Akram Khan’s last solo touring to Adelaide

Akram Khan's final solo performance a 2018 Adelaide Festival Australian exclusiveOne of the most celebrated and respected dance artists today, Akram Khan recently announced that he will perform his last full-length solo work, XENOS, exclusively at Adelaide Festival in 2018. As of right now, he will not be touring to any other Australian venues.

 

Co-commissioned by Adelaide Festival, the three performances of XENOS will be Australian audiences’ last and only chance to see the production with Akram Khan dancing his own choreography. The work, which makes its world premiere in Athens in February, will go on to perform in Europe, North America and Hong Kong after the Adelaide Festival season.

 

Adelaide Festival Joint-Artistic Directors Rachel Healy and Neil Armfield said they are delighted to announce Khan’s return to the Adelaide Festival. “It is an absolute thrill to present XENOS in our 2018 program. Akram is one of the world’s most captivating male dancers, and this venture is all the more poetic as it will be the last time audiences will be able to see him perform solo. It also marks 30 years to the month that Akram first took the stage as a 13 year old in Peter Brook’s The Mahabharata as part of the 1988 Adelaide Festival.”

 

The title XENOS means “stranger” or “foreigner”; and in this work Khan explores the myth of Prometheus through the experience of an Indian colonial soldier in World War One.

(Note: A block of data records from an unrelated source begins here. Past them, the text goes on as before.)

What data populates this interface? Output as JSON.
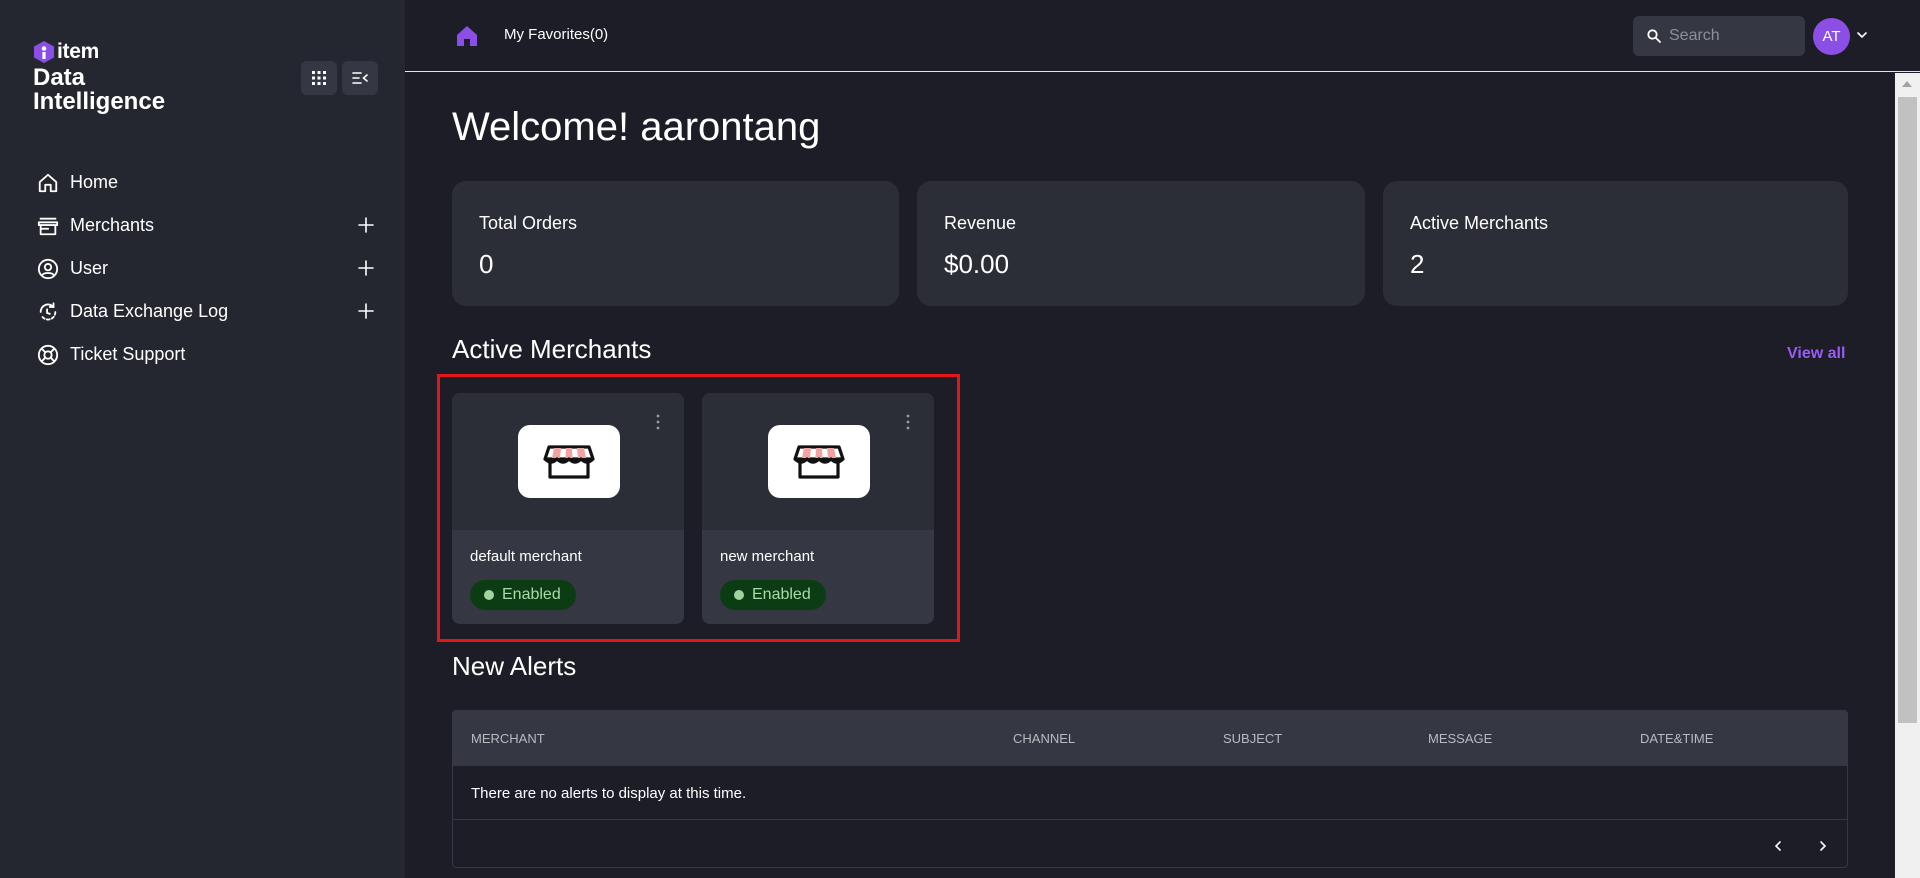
{
  "sidebar": {
    "logo_text": "item",
    "logo_subtitle": "Data Intelligence",
    "items": [
      {
        "label": "Home",
        "icon": "home-icon",
        "expandable": false
      },
      {
        "label": "Merchants",
        "icon": "store-icon",
        "expandable": true
      },
      {
        "label": "User",
        "icon": "user-icon",
        "expandable": true
      },
      {
        "label": "Data Exchange Log",
        "icon": "sync-icon",
        "expandable": true
      },
      {
        "label": "Ticket Support",
        "icon": "lifebuoy-icon",
        "expandable": false
      }
    ]
  },
  "header": {
    "favorites_label": "My Favorites(0)",
    "search_placeholder": "Search",
    "avatar_initials": "AT"
  },
  "main": {
    "welcome": "Welcome! aarontang",
    "stats": [
      {
        "label": "Total Orders",
        "value": "0"
      },
      {
        "label": "Revenue",
        "value": "$0.00"
      },
      {
        "label": "Active Merchants",
        "value": "2"
      }
    ],
    "active_merchants": {
      "title": "Active Merchants",
      "view_all": "View all",
      "merchants": [
        {
          "name": "default merchant",
          "status": "Enabled"
        },
        {
          "name": "new merchant",
          "status": "Enabled"
        }
      ]
    },
    "alerts": {
      "title": "New Alerts",
      "columns": [
        "MERCHANT",
        "CHANNEL",
        "SUBJECT",
        "MESSAGE",
        "DATE&TIME"
      ],
      "empty_message": "There are no alerts to display at this time."
    }
  },
  "colors": {
    "background": "#1c1d26",
    "sidebar": "#252730",
    "card": "#2b2d37",
    "accent": "#9b5cf6",
    "status_enabled_bg": "#0c3c14",
    "status_enabled_text": "#a7dca8",
    "highlight": "#e4141b"
  }
}
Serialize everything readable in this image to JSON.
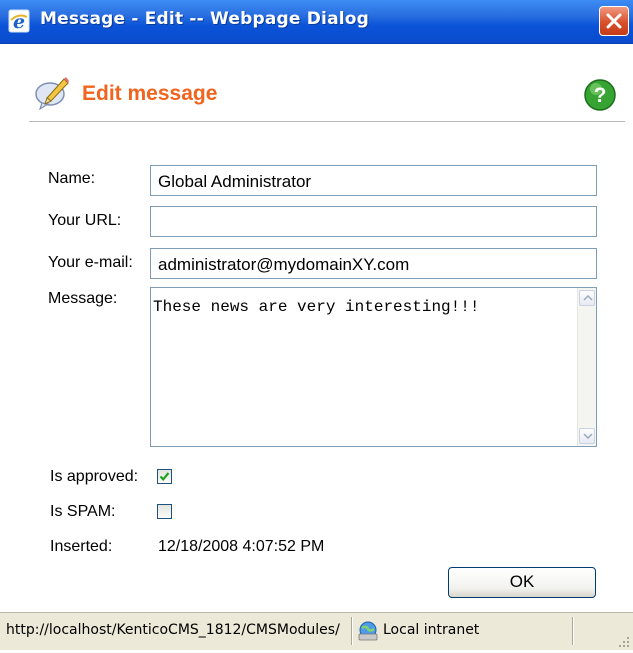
{
  "window": {
    "title": "Message - Edit -- Webpage Dialog",
    "close_icon": "close-x-icon",
    "app_icon": "internet-explorer-icon"
  },
  "header": {
    "title": "Edit message",
    "icon": "edit-message-icon",
    "help_icon": "help-question-icon"
  },
  "form": {
    "name": {
      "label": "Name:",
      "value": "Global Administrator"
    },
    "url": {
      "label": "Your URL:",
      "value": ""
    },
    "email": {
      "label": "Your e-mail:",
      "value": "administrator@mydomainXY.com"
    },
    "message": {
      "label": "Message:",
      "value": "These news are very interesting!!!"
    },
    "approved": {
      "label": "Is approved:",
      "checked": true
    },
    "spam": {
      "label": "Is SPAM:",
      "checked": false
    },
    "inserted": {
      "label": "Inserted:",
      "value": "12/18/2008 4:07:52 PM"
    },
    "ok_label": "OK"
  },
  "statusbar": {
    "url": "http://localhost/KenticoCMS_1812/CMSModules/",
    "zone": "Local intranet",
    "zone_icon": "local-intranet-icon"
  },
  "colors": {
    "accent": "#f0641e",
    "titlebar": "#0b53d8",
    "checkmark": "#21a121"
  }
}
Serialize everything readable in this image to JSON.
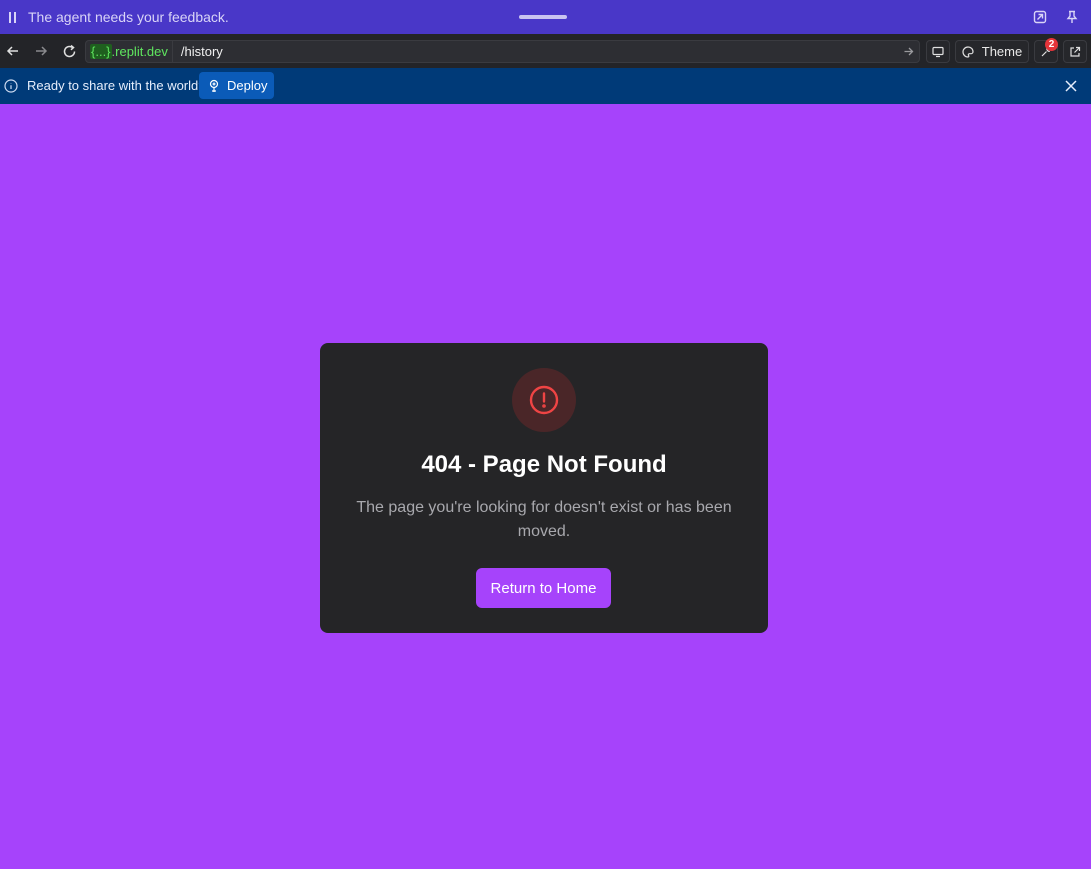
{
  "agent_bar": {
    "message": "The agent needs your feedback.",
    "background": "#4937c8"
  },
  "browser": {
    "host_braces": "{...}",
    "host_domain": ".replit.dev",
    "path": "/history",
    "theme_label": "Theme",
    "notification_count": "2"
  },
  "deploy_banner": {
    "text": "Ready to share with the world?",
    "deploy_label": "Deploy",
    "background": "#003a78"
  },
  "error_card": {
    "title": "404 - Page Not Found",
    "message": "The page you're looking for doesn't exist or has been moved.",
    "button_label": "Return to Home",
    "accent": "#a643fb",
    "icon": "alert-circle-icon"
  },
  "page_background": "#a643fb"
}
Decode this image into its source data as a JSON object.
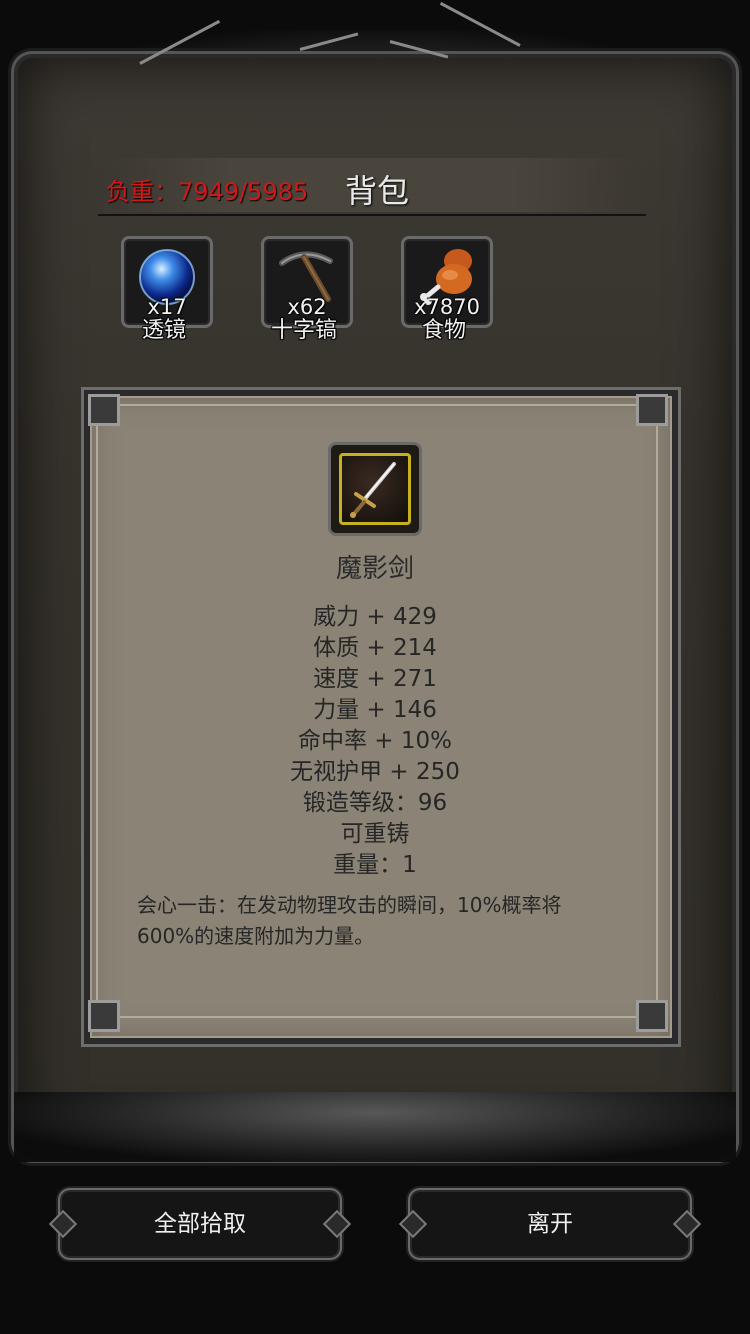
{
  "header": {
    "weight_text": "负重：7949/5985",
    "title": "背包"
  },
  "inventory": [
    {
      "name": "透镜",
      "qty": "x17",
      "icon": "lens-orb-icon"
    },
    {
      "name": "十字镐",
      "qty": "x62",
      "icon": "pickaxe-icon"
    },
    {
      "name": "食物",
      "qty": "x7870",
      "icon": "meat-drumstick-icon"
    }
  ],
  "item_detail": {
    "name": "魔影剑",
    "stats": [
      "威力 + 429",
      "体质 + 214",
      "速度 + 271",
      "力量 + 146",
      "命中率 + 10%",
      "无视护甲 + 250",
      "锻造等级：96",
      "可重铸",
      "重量：1"
    ],
    "description": "会心一击：在发动物理攻击的瞬间，10%概率将600%的速度附加为力量。"
  },
  "buttons": {
    "pickup_all": "全部拾取",
    "leave": "离开"
  },
  "colors": {
    "weight_warning": "#d21818",
    "panel_bg": "#8b8476",
    "frame_bg": "#36322c",
    "rarity_border": "#c8b11e"
  }
}
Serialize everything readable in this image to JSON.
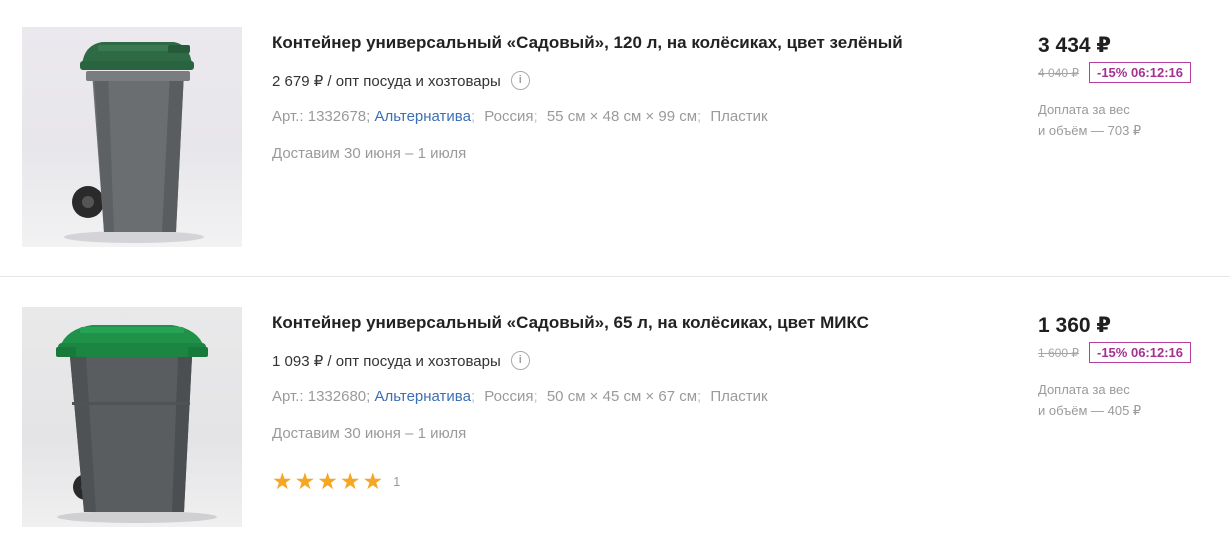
{
  "products": [
    {
      "image_alt": "Контейнер 120 л",
      "title": "Контейнер универсальный «Садовый», 120 л, на колёсиках, цвет зелёный",
      "wholesale": "2 679 ₽ / опт посуда и хозтовары",
      "article": "Арт.: 1332678;",
      "brand": "Альтернатива",
      "country": "Россия",
      "dimensions": "55 см × 48 см × 99 см",
      "material": "Пластик",
      "delivery": "Доставим 30 июня – 1 июля",
      "price": "3 434 ₽",
      "old_price": "4 040 ₽",
      "discount": "-15% 06:12:16",
      "surcharge_line1": "Доплата за вес",
      "surcharge_line2": "и объём — 703 ₽",
      "lid_color": "#2e6b45",
      "body_color": "#6a6d6f"
    },
    {
      "image_alt": "Контейнер 65 л",
      "title": "Контейнер универсальный «Садовый», 65 л, на колёсиках, цвет МИКС",
      "wholesale": "1 093 ₽ / опт посуда и хозтовары",
      "article": "Арт.: 1332680;",
      "brand": "Альтернатива",
      "country": "Россия",
      "dimensions": "50 см × 45 см × 67 см",
      "material": "Пластик",
      "delivery": "Доставим 30 июня – 1 июля",
      "rating_stars": 5,
      "rating_count": "1",
      "price": "1 360 ₽",
      "old_price": "1 600 ₽",
      "discount": "-15% 06:12:16",
      "surcharge_line1": "Доплата за вес",
      "surcharge_line2": "и объём — 405 ₽",
      "lid_color": "#1f9148",
      "body_color": "#595d5f"
    }
  ],
  "icons": {
    "info": "i",
    "star": "★"
  }
}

While Khan’s dancing is the centerpiece of the performance, he is supported by five outstanding international musicians and an award-winning creative team.

 

As director, choreographer and performer of the Akram Khan Company, Khan’s work is recognised as being profoundly moving, with intelligently crafted storytelling that is at once both effortlessly intimate and epic. Described by The Financial Times (UK) as an artist “who speaks tremendously of tremendous things”, one of Khan’s career highlights was the company’s performance at the 2012 London Olympic Opening Ceremony, which was received with unanimous acclaim.

 

The award-winning company is well known to Australian audiences and has taken out several Helpmann Awards, including Best Choreography and Best Male Dancer in 2007. Khan last performed in Adelaide 10 years ago alongside Sylvie Guillem in the sell-out season of Sacred Monsters.

 

An instinctive and natural collaborator, Khan’s work has been sought after by world-renowned artists from other cultures and disciplines. His previous collaborators include The National Ballet of China, actress Juliette Binoche, ballerina Sylvie Guillem, choreographers/dancers Sidi Larbi Cherkaoui and Israel Galván, singer Kylie Minogue, visual artists Anish Kapoor, Antony Gormley and Tim Yip, writer Hanif Kureishi and composers Steve Reich, Nitin Sawhney, Jocelyn Pook and Ben Frost.

 

The international production of XENOS is co-commissioned by 14-18 NOW, the UK’s arts programme for the First World War centenary, and sponsored by COLAS.

 

“The best thing about an Akram Khan dance is Akram Khan dancing…this choreographer has seduced the world with his blend of contemporary dance and kathak,” wrote The New York Times. “As a dancer, his control is invincible, as is his ability to contrast whipping movement with dead-on stillness.”